NEW YORK (GenomeWeb News) – The microbial communities associated with the vagina vary from one woman to the next and between women from different ethnic backgrounds, according to a microbiome study appearing online this week in the Proceedings of the National Academy of Sciences.
Using 16S rRNA pyrosequencing and other approaches, researchers from the Universities of Maryland and Idaho, Emory University, and Proctor and Gamble assessed microbe communities and pH levels in vaginal samples from nearly 400 healthy North American women, identifying differences in both microbial community profiles and salinity within and between women from the four ethnic groups tested.
In the process, the team also pinned down five characteristic vaginal microbial community types — some containing microbes best known for their role in disease.
"Even microbes that were previously believed to be detrimental to a woman's health seem to be part of a normal ecosystem in some women, according to this study," lead author Jacques Ravel, a microbiology and immunology researcher with the University of Maryland's Institute for Genome Sciences, said in a statement.
Past research suggests Lactobacillus bacteria and other lactic acid-producing bugs may help protect against bacterial and yeast infections, sexually transmitted infections, and other vaginal ailments by keeping the vaginal environment slightly acidic, Ravel and his co-workers explained. Nevertheless, they added, relatively few studies have been done using methods that allow the characterization of both cultureable and uncultureable microbes across large numbers of women.
To explore the "microbial ecosystem" of the vagina in more detail, the researchers recruited 396 North American women between the ages of 12 and 45 years old at clinics in Baltimore and Atlanta.

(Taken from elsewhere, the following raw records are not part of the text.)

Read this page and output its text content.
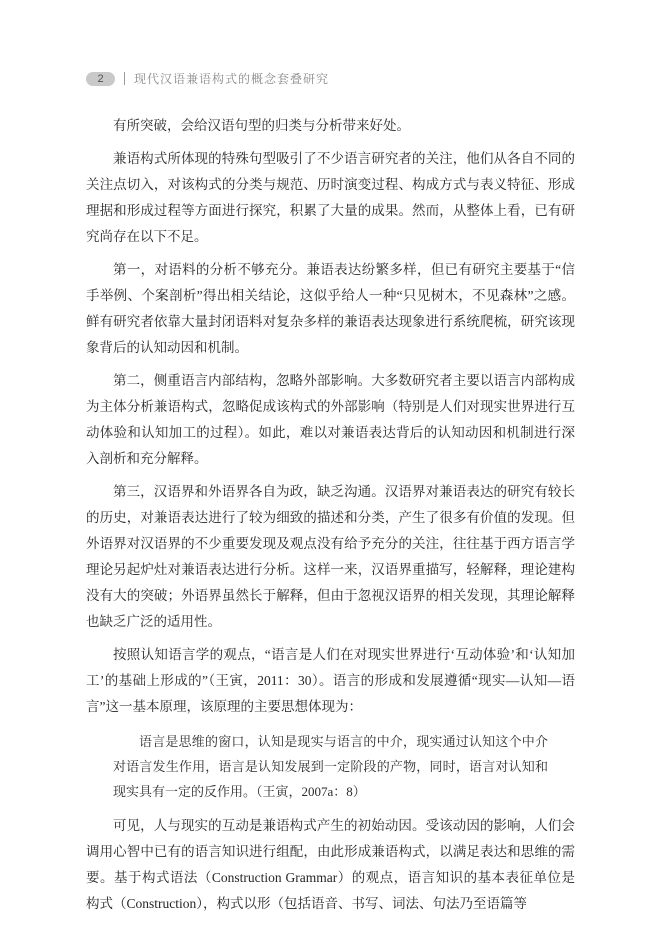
2	现代汉语兼语构式的概念套叠研究

有所突破，会给汉语句型的归类与分析带来好处。

兼语构式所体现的特殊句型吸引了不少语言研究者的关注，他们从各自不同的关注点切入，对该构式的分类与规范、历时演变过程、构成方式与表义特征、形成理据和形成过程等方面进行探究，积累了大量的成果。然而，从整体上看，已有研究尚存在以下不足。

第一，对语料的分析不够充分。兼语表达纷繁多样，但已有研究主要基于“信手举例、个案剖析”得出相关结论，这似乎给人一种“只见树木，不见森林”之感。鲜有研究者依靠大量封闭语料对复杂多样的兼语表达现象进行系统爬梳，研究该现象背后的认知动因和机制。

第二，侧重语言内部结构，忽略外部影响。大多数研究者主要以语言内部构成为主体分析兼语构式，忽略促成该构式的外部影响（特别是人们对现实世界进行互动体验和认知加工的过程）。如此，难以对兼语表达背后的认知动因和机制进行深入剖析和充分解释。

第三，汉语界和外语界各自为政，缺乏沟通。汉语界对兼语表达的研究有较长的历史，对兼语表达进行了较为细致的描述和分类，产生了很多有价值的发现。但外语界对汉语界的不少重要发现及观点没有给予充分的关注，往往基于西方语言学理论另起炉灶对兼语表达进行分析。这样一来，汉语界重描写，轻解释，理论建构没有大的突破；外语界虽然长于解释，但由于忽视汉语界的相关发现，其理论解释也缺乏广泛的适用性。

按照认知语言学的观点，“语言是人们在对现实世界进行‘互动体验’和‘认知加工’的基础上形成的”（王寅，2011：30）。语言的形成和发展遵循“现实—认知—语言”这一基本原理，该原理的主要思想体现为：

语言是思维的窗口，认知是现实与语言的中介，现实通过认知这个中介对语言发生作用，语言是认知发展到一定阶段的产物，同时，语言对认知和现实具有一定的反作用。（王寅，2007a：8）

可见，人与现实的互动是兼语构式产生的初始动因。受该动因的影响，人们会调用心智中已有的语言知识进行组配，由此形成兼语构式，以满足表达和思维的需要。基于构式语法（Construction Grammar）的观点，语言知识的基本表征单位是构式（Construction），构式以形（包括语音、书写、词法、句法乃至语篇等
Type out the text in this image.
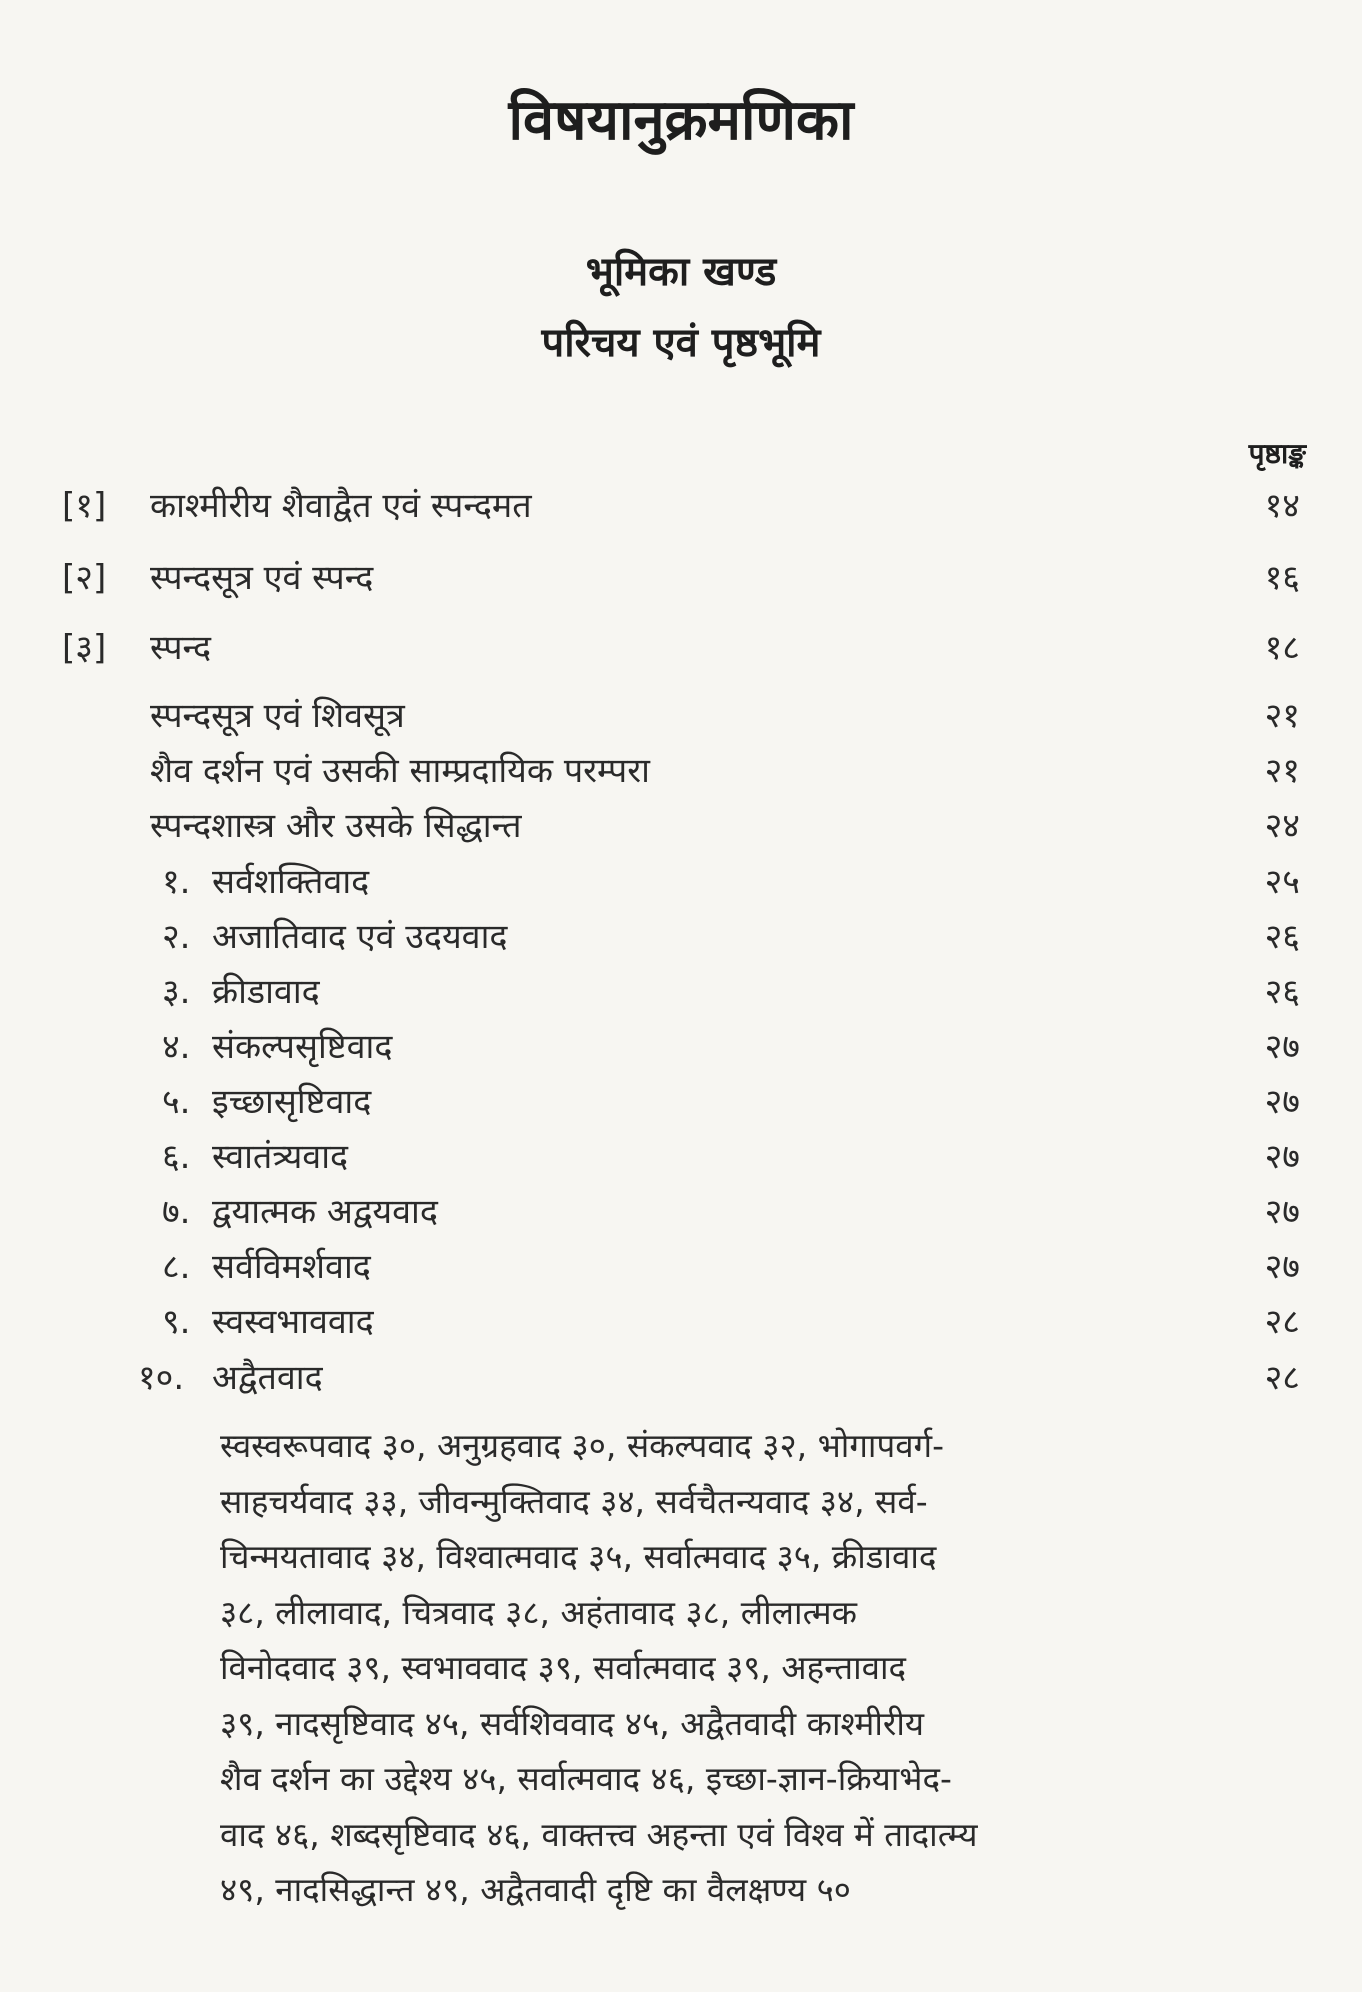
विषयानुक्रमणिका
भूमिका खण्ड
परिचय एवं पृष्ठभूमि
पृष्ठाङ्क
[१] काश्मीरीय शैवाद्वैत एवं स्पन्दमत	१४
[२] स्पन्दसूत्र एवं स्पन्द	१६
[३] स्पन्द	१८
स्पन्दसूत्र एवं शिवसूत्र	२१
शैव दर्शन एवं उसकी साम्प्रदायिक परम्परा	२१
स्पन्दशास्त्र और उसके सिद्धान्त	२४
१. सर्वशक्तिवाद	२५
२. अजातिवाद एवं उदयवाद	२६
३. क्रीडावाद	२६
४. संकल्पसृष्टिवाद	२७
५. इच्छासृष्टिवाद	२७
६. स्वातंत्र्यवाद	२७
७. द्वयात्मक अद्वयवाद	२७
८. सर्वविमर्शवाद	२७
९. स्वस्वभाववाद	२८
१०. अद्वैतवाद	२८
स्वस्वरूपवाद ३०, अनुग्रहवाद ३०, संकल्पवाद ३२, भोगापवर्ग-
साहचर्यवाद ३३, जीवन्मुक्तिवाद ३४, सर्वचैतन्यवाद ३४, सर्व-
चिन्मयतावाद ३४, विश्वात्मवाद ३५, सर्वात्मवाद ३५, क्रीडावाद
३८, लीलावाद, चित्रवाद ३८, अहंतावाद ३८, लीलात्मक
विनोदवाद ३९, स्वभाववाद ३९, सर्वात्मवाद ३९, अहन्तावाद
३९, नादसृष्टिवाद ४५, सर्वशिववाद ४५, अद्वैतवादी काश्मीरीय
शैव दर्शन का उद्देश्य ४५, सर्वात्मवाद ४६, इच्छा-ज्ञान-क्रियाभेद-
वाद ४६, शब्दसृष्टिवाद ४६, वाक्तत्त्व अहन्ता एवं विश्व में तादात्म्य
४९, नादसिद्धान्त ४९, अद्वैतवादी दृष्टि का वैलक्षण्य ५०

Participants were of Caucasian, African-American, Hispanic, or Asian descent, with equal numbers of individuals from each ethnic group.
Using the Roche 454 FLX platform, the team sequenced the V1-V2 hyper-variable 16S rRNA regions from genomic DNA isolated from self-collected vaginal swabs. As part of the study, a clinical nurse measured vaginal pH for each individual. Vaginal samples were also tested for bacterial vaginosis.
When the researchers began sorting through the sequences found in the vaginal samples, they identified 282 taxa in the women sampled.
Rather than finding a single core vaginal microbiome, the researchers explained, they identified five main community groups — four containing an over-representation of the Lactobacillus species L. iners, L. crispatus, L. gasseri, and L. jensenii, and a fifth group with far fewer lactic acid bacteria and more strictly anaerobic microbes such as bacteria in the Aerococcus, Finegoldia, and Prevotella genera.
But the relative abundance of each community and vaginal pH both differed significantly among the women tested, apparently correlating in part with ethnicity. For instance, almost 90 percent of Caucasian women and about 80 percent of Asian women carried Lactobacillus-dominated communities, compared with about 60 percent of Hispanic women and 62 percent of African-American women.
Consistent with these patterns, Hispanic and African-American women tended to have decreased vaginal acidity compared to Asian and Caucasian women, based on median pH measurements.
"Further research is needed to establish the function of these microbes and the communities in which they appear," Ravel said. "Some of the seemingly beneficial microbial communities seem to be associated with a higher pH — a measure of acidity — which is usually considered to be unhealthy."
Given their findings so far, the researchers argue that it might be time to re-think what constitutes a normal healthy vaginal microbiome. And, they say, disease risk and diagnoses may need to be tailored to account for individual microbiome differences as well as ethnicity-related differences.
"We've found we can actually group women by the type of microbes they have in the vagina," Ravel said in a statement. "We may not need to personalize reproductive medicine down to the individual woman, but by which microbial group they belong to."
Moreover, he added, it may eventually be possible to harness vaginal microbial information to identify individuals at increased risk of infections such as bacterial vaginosis or for guiding some treatments.